Andrés levantó los párpados cuanto pudo y agarró instintivamente con su mano izquierda el borde de la mesa. No estaba dispuesto a soltar ese hilo hasta atravesar con su espada al Minotauro.
—Ese, ese. Ese es el que nos interesa. Bueno, queremos saber si tuvo algún hijo y dónde vive.
—No sé, no sé —al viejo, definitivamente, no le hacía gracia hablar del asunto—. Son cosas de la guerra, se hicieron muchas barbaridades… Los unos y los otros. Bueno, eso se dice, que luego habría que mirar si es verdad.
—Yo lo que quiero saber —a Andrés no se lo quitaba uno de encima así como así— es si Eutiquio tuvo algún hijo y dónde vive. Porque el hijo, que tal vez se llame también Eutiquio, ahora sería un señor de ochenta años más o menos.
—La verdad es que yo no sé gran cosa. Ya le he dicho que he oído que estuvo metido en aquellos jaleos de la guerra, pero lo debieron coger y no se supo más de él. No tengo ni idea de si tuvo algún hijo o no. Yo era muy niño entonces —el anciano, cada vez más esquivo, comenzó a hacer ademán de retirase de la mesa, así que Andrés pidió refuerzos.
—¡Elvira! Este señor es de Tineo y sabe algo de Eutiquio… Vengan a ver qué dice.
El pobre hombre, que se vio de repente acorralado en su mesa por cuatro personas y atosigado por el afán inquisitivo de Andrés, se levantó con toda la intención de marchar.
—Me gustaría hablar con vosotros —nos dijo a los cuatro—, pero tengo un viaje largo hasta Madrid. Ya soy mayor y me gusta hacer los viajes con la luz del día, porque cada vez me cuesta más conducir. Esto de hacerse viejo es una puta mierda —y enfatizó el «puta mierda» como un ariete para romper nuestra barrera física.

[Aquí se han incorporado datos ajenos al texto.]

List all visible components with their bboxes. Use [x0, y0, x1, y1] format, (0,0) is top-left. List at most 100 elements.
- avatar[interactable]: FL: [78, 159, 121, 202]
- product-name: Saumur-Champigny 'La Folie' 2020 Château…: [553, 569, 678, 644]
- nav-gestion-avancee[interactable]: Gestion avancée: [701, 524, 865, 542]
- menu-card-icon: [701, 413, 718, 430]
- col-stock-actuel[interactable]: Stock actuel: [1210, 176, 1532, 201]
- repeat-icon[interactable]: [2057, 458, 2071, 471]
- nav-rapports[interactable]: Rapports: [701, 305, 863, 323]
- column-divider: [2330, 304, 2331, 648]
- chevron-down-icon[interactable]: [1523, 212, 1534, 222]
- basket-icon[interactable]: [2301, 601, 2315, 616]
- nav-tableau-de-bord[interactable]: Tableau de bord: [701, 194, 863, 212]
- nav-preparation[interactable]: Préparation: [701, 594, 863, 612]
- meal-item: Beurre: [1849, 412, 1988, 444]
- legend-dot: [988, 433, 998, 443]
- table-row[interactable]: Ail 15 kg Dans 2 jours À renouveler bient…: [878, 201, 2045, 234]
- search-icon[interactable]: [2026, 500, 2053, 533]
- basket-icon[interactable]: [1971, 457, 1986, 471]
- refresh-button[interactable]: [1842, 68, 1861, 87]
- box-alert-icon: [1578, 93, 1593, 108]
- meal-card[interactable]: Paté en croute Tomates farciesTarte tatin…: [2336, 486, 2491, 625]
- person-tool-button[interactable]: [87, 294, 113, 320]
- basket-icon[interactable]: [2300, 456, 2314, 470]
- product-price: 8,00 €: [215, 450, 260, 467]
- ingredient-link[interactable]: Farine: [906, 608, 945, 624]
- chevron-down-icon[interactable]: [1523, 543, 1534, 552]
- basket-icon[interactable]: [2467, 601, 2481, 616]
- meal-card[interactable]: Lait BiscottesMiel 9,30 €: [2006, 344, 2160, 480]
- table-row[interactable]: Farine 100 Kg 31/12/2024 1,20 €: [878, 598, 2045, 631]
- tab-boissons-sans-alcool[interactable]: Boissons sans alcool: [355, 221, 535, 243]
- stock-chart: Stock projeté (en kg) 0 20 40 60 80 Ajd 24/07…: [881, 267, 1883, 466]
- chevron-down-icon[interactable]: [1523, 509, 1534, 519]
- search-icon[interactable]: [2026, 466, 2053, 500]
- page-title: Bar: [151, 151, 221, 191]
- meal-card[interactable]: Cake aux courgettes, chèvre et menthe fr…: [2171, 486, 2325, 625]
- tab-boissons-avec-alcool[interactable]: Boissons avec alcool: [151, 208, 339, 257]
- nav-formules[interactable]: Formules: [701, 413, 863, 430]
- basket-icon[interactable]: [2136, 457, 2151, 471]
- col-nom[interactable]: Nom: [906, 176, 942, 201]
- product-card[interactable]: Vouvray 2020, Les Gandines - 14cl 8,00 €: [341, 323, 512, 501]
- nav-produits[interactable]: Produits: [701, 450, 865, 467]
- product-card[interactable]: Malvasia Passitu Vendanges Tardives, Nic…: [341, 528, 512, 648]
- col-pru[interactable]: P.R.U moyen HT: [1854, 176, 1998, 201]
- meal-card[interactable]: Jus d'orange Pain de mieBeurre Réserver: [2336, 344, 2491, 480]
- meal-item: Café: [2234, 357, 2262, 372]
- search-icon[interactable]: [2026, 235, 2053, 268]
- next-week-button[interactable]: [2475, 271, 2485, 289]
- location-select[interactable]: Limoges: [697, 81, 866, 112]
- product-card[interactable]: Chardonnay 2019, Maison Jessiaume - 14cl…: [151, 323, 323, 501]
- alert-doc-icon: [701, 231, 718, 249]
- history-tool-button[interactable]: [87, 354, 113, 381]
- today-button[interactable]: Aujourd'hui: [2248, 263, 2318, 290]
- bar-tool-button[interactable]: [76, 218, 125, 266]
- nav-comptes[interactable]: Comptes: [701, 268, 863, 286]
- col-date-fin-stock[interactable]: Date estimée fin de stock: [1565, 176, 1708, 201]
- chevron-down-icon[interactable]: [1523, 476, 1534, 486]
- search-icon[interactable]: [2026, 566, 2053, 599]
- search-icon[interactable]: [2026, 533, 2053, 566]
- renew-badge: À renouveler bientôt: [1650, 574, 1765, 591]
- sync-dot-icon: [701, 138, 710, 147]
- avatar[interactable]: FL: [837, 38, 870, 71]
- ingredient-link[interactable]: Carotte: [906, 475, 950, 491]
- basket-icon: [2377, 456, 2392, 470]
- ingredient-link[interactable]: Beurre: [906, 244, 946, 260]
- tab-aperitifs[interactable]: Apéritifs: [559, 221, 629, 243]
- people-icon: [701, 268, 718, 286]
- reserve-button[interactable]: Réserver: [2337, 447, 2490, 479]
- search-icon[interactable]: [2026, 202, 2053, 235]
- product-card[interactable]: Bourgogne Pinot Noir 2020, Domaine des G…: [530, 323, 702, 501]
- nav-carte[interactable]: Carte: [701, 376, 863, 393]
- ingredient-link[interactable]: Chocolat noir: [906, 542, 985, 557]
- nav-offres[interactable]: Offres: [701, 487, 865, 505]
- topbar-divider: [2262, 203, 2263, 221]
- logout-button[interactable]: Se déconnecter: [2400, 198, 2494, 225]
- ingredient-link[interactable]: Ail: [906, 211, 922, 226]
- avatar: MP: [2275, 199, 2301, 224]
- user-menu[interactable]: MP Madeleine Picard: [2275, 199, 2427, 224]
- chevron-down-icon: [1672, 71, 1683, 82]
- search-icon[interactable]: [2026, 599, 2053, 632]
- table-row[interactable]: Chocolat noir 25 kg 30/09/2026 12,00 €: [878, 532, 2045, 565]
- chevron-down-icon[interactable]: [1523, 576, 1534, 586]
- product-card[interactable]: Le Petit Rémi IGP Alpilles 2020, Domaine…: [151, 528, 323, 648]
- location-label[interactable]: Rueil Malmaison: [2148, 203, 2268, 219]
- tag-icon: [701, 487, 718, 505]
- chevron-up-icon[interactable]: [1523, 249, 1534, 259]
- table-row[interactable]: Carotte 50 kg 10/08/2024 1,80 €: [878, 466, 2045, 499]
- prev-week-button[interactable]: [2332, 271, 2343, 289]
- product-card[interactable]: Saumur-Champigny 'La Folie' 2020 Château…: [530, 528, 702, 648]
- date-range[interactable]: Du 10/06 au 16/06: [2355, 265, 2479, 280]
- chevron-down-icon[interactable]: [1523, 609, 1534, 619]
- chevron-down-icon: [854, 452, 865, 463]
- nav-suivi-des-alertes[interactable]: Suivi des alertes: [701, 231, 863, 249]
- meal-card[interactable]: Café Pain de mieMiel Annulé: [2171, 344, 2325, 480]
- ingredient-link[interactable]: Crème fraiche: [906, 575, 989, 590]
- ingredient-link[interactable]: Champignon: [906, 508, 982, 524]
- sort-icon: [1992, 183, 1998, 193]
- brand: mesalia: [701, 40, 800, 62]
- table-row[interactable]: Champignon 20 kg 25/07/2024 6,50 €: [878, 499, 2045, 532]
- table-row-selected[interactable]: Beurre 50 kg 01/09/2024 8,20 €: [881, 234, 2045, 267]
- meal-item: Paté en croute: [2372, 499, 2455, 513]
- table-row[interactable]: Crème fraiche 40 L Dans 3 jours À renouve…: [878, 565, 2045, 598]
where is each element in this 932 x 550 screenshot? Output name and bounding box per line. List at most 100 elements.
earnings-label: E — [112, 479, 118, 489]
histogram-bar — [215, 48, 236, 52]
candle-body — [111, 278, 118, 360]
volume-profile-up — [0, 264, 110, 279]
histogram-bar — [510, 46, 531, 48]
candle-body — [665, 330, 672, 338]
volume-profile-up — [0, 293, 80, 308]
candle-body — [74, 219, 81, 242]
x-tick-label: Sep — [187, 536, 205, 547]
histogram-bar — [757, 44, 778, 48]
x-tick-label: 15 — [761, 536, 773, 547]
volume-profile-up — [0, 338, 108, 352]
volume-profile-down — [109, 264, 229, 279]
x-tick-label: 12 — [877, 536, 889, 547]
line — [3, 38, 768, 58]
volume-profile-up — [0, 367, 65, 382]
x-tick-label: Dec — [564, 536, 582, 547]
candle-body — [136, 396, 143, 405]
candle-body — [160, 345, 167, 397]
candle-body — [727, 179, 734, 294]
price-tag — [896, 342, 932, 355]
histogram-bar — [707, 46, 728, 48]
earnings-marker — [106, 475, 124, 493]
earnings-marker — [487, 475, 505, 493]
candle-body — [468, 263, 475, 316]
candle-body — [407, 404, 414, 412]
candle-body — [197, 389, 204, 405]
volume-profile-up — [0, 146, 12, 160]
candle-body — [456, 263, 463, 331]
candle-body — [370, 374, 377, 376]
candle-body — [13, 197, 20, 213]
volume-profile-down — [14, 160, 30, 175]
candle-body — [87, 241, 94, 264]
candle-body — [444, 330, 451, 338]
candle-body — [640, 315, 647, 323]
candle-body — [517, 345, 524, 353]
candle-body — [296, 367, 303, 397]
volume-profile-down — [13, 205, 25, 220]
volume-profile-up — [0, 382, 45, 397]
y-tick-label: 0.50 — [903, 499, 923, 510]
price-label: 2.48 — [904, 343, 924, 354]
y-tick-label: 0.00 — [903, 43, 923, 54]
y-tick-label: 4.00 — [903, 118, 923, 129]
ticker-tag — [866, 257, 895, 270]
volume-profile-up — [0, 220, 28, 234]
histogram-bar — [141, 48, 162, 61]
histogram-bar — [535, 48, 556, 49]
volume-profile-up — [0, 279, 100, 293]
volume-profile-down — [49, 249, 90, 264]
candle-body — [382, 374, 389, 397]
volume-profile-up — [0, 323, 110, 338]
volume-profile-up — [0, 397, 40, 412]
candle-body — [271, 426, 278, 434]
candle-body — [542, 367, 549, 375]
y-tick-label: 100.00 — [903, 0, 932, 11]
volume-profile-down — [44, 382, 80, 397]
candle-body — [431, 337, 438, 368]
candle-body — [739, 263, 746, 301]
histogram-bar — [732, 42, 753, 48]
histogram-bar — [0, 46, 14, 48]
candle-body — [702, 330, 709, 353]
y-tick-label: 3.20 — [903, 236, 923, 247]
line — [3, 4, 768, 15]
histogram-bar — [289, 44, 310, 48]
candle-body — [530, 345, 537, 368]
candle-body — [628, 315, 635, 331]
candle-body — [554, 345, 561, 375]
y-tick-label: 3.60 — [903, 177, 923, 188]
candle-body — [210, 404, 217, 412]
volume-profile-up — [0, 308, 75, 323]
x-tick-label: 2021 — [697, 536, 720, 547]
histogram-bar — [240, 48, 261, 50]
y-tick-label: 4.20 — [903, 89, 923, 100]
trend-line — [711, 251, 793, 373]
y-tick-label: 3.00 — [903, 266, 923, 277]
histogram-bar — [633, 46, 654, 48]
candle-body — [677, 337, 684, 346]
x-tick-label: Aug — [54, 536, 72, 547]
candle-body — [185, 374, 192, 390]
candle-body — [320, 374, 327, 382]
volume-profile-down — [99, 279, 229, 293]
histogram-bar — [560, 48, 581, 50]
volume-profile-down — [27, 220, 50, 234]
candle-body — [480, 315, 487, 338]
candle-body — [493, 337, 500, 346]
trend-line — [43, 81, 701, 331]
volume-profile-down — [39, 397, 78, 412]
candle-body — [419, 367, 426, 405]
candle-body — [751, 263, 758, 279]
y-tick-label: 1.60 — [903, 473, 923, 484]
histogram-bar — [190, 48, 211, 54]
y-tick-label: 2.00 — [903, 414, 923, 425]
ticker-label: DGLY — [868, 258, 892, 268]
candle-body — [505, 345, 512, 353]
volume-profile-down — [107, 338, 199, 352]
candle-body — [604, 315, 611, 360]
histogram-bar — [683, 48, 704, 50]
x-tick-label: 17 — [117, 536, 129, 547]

Fue Elvira quien le abrió paso, mientras hacía un último intento por sonsacarle algo más de información, envolviendo la pregunta en su hipnótica sonrisa:
—¿Y a quién nos aconseja usted preguntar en Tineo por Eutiquio Ramírez? ¿Quién nos podría informar?
—Mira guapa, yo os aconsejo que no remováis mucho esos asuntos. Son cosas que pasaron hace muchos años y que no tiene sentido darle muchas vueltas. Casi todos los que vivían entonces están muertos —y salió con toda la presteza de la que era capaz por la puerta de Casa Maragato, para ponerse al volante de un Audi negro.
Andrés lo siguió hasta el coche, pero no sacó de él ni una palabra más. Aquel buen señor, ya francamente malhumorado, arrancó y salió con una precipitación impropia de su edad.
—¡Estoy deseando llegar a Tineo! —exclamó Andrés en voz alta cuando volvió a nuestro lado, muy excitado por haber sentido tan cercano el aliento de Eutiquio Ramírez Sandoval.